Ms Caruana Galizia, an investigative reporter known for exposing corruption in Malta, was travelling home from her office on 16 October 2017 when a huge explosion blew her car into several pieces and scattered debris off the road.
Following her murder, the Maltese authorities initiated criminal proceedings against the men who allegedly detonated the bomb that killed Ms Caruana Galizia as well as a parallel magisterial inquiry into whether others should be charged with criminal offences for commissioning the alleged assassins.
However, two years since her murder, progress in the investigation has been unacceptably slow and Maltese authorities have failed to meaningfully address any of the concerns raised by human rights groups. The overall environment for press freedom continues to decline, with a number of posthumous defamation cases still pending against Ms. Caruana Galizia as well as reports of attacks against her family, her supporters, and journalists who continue to investigate public interest stories on the island.

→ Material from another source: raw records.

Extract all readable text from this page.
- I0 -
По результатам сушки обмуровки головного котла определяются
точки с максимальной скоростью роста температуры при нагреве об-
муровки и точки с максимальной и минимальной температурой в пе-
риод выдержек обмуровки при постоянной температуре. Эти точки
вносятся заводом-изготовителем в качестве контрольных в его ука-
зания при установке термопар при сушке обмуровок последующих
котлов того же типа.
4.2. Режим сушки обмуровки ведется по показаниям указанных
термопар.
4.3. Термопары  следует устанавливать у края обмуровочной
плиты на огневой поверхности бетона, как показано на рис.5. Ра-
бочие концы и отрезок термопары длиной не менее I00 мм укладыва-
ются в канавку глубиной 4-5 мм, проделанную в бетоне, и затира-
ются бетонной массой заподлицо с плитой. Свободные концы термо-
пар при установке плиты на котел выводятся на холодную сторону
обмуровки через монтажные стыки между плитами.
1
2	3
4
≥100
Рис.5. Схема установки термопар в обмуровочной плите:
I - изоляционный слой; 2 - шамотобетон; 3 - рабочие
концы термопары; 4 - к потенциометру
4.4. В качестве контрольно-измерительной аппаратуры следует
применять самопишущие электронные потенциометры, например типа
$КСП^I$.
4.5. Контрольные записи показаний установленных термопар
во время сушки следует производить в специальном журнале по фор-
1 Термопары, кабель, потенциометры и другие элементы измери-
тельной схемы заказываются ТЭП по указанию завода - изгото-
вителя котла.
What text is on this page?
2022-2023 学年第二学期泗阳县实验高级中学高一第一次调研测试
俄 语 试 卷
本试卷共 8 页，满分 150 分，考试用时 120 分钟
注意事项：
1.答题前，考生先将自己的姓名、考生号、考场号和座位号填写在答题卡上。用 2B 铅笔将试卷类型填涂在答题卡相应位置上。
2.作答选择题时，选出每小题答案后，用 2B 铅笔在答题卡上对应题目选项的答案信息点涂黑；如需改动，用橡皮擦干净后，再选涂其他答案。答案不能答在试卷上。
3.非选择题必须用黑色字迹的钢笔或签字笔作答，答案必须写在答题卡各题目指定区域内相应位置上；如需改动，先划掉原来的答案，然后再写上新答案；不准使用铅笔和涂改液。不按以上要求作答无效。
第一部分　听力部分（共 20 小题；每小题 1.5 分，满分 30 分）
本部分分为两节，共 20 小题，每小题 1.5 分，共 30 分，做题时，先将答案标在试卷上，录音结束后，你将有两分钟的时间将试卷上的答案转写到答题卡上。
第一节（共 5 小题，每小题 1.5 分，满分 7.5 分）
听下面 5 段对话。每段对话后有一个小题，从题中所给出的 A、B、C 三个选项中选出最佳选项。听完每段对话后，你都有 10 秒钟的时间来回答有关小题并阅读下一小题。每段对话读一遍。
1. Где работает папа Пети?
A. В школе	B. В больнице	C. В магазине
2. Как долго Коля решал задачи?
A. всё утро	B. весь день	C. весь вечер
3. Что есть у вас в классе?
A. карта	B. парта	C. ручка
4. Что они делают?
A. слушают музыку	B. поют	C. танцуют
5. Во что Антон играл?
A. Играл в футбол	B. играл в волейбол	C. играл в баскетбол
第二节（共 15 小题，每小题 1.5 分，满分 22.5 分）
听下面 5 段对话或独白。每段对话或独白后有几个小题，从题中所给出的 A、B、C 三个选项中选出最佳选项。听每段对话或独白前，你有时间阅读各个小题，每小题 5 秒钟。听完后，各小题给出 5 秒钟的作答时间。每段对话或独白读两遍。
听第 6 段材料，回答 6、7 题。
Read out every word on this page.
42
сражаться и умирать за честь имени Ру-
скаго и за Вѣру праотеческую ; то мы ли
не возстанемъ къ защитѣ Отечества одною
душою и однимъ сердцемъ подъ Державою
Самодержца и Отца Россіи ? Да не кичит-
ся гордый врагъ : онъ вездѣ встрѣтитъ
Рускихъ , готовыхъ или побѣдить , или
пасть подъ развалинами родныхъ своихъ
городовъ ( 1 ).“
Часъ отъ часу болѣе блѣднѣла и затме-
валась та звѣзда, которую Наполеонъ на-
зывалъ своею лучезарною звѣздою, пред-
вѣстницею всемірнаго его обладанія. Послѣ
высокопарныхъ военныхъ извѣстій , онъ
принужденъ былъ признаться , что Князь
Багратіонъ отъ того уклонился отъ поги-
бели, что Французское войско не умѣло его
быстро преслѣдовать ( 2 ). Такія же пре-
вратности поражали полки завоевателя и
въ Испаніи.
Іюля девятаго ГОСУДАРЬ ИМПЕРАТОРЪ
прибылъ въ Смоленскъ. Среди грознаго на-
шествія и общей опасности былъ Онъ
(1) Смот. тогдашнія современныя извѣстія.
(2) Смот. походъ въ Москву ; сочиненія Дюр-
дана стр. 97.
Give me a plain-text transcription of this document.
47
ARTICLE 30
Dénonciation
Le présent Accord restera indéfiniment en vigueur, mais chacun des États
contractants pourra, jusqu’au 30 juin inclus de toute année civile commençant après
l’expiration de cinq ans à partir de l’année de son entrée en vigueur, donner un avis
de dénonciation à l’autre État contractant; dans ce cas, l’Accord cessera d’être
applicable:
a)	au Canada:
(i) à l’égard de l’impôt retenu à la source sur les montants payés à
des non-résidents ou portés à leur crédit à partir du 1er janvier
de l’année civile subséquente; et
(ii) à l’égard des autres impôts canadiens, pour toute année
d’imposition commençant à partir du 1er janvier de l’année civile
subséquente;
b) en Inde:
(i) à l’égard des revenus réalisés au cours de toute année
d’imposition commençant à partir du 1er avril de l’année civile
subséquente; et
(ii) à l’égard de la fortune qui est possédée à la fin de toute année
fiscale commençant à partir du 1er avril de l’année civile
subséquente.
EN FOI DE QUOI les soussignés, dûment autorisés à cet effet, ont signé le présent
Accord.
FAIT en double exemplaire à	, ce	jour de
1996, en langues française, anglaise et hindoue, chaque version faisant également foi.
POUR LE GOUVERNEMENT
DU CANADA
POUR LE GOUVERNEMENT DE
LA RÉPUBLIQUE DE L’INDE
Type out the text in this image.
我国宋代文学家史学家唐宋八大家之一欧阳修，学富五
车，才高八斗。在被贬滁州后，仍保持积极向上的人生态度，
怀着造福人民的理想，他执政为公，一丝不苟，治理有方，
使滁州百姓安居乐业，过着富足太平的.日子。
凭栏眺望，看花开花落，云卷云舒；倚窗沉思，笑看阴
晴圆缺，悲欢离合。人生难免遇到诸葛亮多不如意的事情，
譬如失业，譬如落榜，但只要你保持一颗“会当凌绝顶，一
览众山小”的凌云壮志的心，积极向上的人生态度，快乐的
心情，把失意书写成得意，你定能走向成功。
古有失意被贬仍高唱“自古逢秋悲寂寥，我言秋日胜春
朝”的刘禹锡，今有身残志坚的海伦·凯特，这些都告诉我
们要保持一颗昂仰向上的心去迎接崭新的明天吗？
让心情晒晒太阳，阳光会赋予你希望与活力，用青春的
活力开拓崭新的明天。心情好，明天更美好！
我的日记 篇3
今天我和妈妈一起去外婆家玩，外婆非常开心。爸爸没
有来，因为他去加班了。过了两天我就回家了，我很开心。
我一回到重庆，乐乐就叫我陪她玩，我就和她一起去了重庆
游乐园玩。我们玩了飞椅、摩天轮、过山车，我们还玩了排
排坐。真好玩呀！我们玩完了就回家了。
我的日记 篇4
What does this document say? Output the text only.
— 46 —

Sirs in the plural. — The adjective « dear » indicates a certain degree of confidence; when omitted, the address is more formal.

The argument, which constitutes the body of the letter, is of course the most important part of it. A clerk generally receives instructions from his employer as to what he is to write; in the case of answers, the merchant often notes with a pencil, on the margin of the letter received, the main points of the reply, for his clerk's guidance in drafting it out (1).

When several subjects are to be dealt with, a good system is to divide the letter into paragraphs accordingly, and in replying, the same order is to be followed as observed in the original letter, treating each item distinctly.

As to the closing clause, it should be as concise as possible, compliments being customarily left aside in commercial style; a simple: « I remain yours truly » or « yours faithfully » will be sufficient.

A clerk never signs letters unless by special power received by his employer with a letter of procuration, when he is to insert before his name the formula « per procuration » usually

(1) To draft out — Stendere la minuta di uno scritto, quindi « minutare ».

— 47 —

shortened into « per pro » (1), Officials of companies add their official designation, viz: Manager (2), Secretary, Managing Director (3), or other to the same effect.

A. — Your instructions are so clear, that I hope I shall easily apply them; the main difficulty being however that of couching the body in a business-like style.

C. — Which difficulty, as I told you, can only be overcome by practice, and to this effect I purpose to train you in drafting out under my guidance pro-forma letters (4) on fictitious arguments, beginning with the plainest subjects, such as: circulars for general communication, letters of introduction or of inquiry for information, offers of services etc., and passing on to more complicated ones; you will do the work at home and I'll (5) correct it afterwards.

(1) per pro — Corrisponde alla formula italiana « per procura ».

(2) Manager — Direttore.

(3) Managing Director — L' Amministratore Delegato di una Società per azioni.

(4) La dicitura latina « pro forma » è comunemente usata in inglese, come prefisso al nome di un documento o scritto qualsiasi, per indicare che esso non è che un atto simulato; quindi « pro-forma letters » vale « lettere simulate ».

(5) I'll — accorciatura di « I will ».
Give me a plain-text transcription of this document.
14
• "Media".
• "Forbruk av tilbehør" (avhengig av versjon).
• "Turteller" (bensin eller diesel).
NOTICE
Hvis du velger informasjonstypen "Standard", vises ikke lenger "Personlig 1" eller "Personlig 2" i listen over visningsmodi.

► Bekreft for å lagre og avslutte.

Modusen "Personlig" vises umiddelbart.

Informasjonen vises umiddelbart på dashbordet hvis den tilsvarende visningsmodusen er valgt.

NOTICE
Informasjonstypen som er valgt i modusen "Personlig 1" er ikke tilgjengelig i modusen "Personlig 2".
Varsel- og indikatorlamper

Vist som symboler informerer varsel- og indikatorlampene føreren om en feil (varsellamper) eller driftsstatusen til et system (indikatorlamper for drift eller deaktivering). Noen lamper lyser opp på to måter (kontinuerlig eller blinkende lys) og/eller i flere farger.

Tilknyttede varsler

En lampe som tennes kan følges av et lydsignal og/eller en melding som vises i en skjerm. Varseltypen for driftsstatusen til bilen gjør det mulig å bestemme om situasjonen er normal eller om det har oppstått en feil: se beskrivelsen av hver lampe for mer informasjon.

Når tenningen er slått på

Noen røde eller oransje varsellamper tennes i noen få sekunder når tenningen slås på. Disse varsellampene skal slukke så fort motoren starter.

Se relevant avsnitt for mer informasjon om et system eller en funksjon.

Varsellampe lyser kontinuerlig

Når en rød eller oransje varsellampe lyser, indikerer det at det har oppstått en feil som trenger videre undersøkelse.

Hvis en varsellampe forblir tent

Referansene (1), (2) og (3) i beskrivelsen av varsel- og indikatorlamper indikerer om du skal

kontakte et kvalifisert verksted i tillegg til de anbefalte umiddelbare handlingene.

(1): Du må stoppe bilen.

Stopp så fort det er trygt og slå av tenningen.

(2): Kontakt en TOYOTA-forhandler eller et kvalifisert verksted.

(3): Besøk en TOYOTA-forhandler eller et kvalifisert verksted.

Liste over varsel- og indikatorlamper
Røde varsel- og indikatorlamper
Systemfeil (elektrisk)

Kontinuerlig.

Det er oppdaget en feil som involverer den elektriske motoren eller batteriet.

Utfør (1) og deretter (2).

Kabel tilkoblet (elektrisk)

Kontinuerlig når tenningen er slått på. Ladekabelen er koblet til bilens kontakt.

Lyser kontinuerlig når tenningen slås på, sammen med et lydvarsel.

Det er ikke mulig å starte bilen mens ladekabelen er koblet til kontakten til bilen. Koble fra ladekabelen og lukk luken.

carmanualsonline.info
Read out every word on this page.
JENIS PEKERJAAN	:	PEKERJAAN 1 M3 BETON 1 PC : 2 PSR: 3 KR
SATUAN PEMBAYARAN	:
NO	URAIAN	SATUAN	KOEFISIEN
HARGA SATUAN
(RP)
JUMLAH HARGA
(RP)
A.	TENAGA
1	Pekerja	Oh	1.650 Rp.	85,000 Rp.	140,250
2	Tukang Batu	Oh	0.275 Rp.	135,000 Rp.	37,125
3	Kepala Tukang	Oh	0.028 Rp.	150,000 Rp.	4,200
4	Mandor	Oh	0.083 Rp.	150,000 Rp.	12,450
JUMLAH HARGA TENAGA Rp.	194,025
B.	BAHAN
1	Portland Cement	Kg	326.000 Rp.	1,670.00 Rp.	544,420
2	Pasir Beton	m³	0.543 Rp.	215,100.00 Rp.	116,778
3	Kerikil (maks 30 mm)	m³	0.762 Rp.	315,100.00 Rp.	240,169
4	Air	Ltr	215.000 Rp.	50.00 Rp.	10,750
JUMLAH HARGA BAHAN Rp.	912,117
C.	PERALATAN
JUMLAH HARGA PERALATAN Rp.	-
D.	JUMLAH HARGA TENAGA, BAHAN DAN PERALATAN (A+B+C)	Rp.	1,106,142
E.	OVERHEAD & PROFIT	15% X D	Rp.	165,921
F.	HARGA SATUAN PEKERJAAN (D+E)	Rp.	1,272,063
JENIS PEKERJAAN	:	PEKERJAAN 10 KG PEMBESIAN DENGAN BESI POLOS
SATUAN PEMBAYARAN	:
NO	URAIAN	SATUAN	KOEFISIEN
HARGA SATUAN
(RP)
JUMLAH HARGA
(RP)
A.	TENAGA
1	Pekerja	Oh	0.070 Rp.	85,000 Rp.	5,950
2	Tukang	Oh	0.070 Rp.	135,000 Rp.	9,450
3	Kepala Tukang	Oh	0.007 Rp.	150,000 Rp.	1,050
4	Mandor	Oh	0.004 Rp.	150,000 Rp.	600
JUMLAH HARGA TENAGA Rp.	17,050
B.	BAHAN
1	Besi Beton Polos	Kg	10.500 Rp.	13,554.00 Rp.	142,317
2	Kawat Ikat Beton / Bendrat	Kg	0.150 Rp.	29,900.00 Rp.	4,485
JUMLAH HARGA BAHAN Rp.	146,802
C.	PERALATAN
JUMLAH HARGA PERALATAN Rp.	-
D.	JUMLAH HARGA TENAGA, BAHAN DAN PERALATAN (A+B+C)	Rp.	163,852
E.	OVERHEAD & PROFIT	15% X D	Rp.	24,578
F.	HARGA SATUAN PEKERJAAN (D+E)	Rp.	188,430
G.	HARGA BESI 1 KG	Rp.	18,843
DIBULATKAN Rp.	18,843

Despite welcoming a government announcement on 20 September 2019 to finally establish a public inquiry into whether Ms Caruana Galizia’s murder could have been prevented, guarantees remain lacking that would ensure an eventual inquiry is both fully independent and impartial.
“In lieu of a criminal investigation that results in the prosecution of both her murderers and the masterminds behind the attack, we call for the immediate establishment of an independent public inquiry that will finally bring answers regarding the death of Daphne Caruana Galizia,” said WAN-IFRA CEO, Vincent Peyrègne.“Malta must fulfil its obligations as a member state of the Council of Europe and urgently comply with the recommendations that have been made to ensure the impartiality and effectiveness of any such inquiry.”
Ms Caruana Galizia published her work on the Running Commentary blog. She was also part of the collaborative Panama Papers investigation and had been relentless at exposing corruption in Malta’s political circles – including Malta’s prime minister, Joseph Muscat, in a story connecting offshore companies linked to the sale of Maltese passports and payments from the government of Azerbaijan.
Prior to running her blog, Ms CaruanaGalizia worked for The Sunday Times of Malta and The Malta Independent. But it was Running Commentary that made her widely known, becoming one of the most read websites in Malta. Her hard-hitting journalism meant she was involved in a number of legal battles and in 2016, Politico named her as one of “28 people who are shaping, shaking and stirring Europe.”
“It is imperative that we see justice prevail for Daphne – Europe cannot fail her, or the courageous journalists who follow in her legacy, by allowing this heinous crime to stand,” said WAN-IFRA President, Fernando de Yarza Lopez-Madrazo. “Malta must live up to the ideals of the European project it is committed to, where journalists are free to hold the powerful to account and can carry out their essential roles in safety, with all the protections they should expect of a Union committed to upholding freedom of expression and the rule of law. There is no place anywhere for the assassination of a journalist, and Europe is no exception.”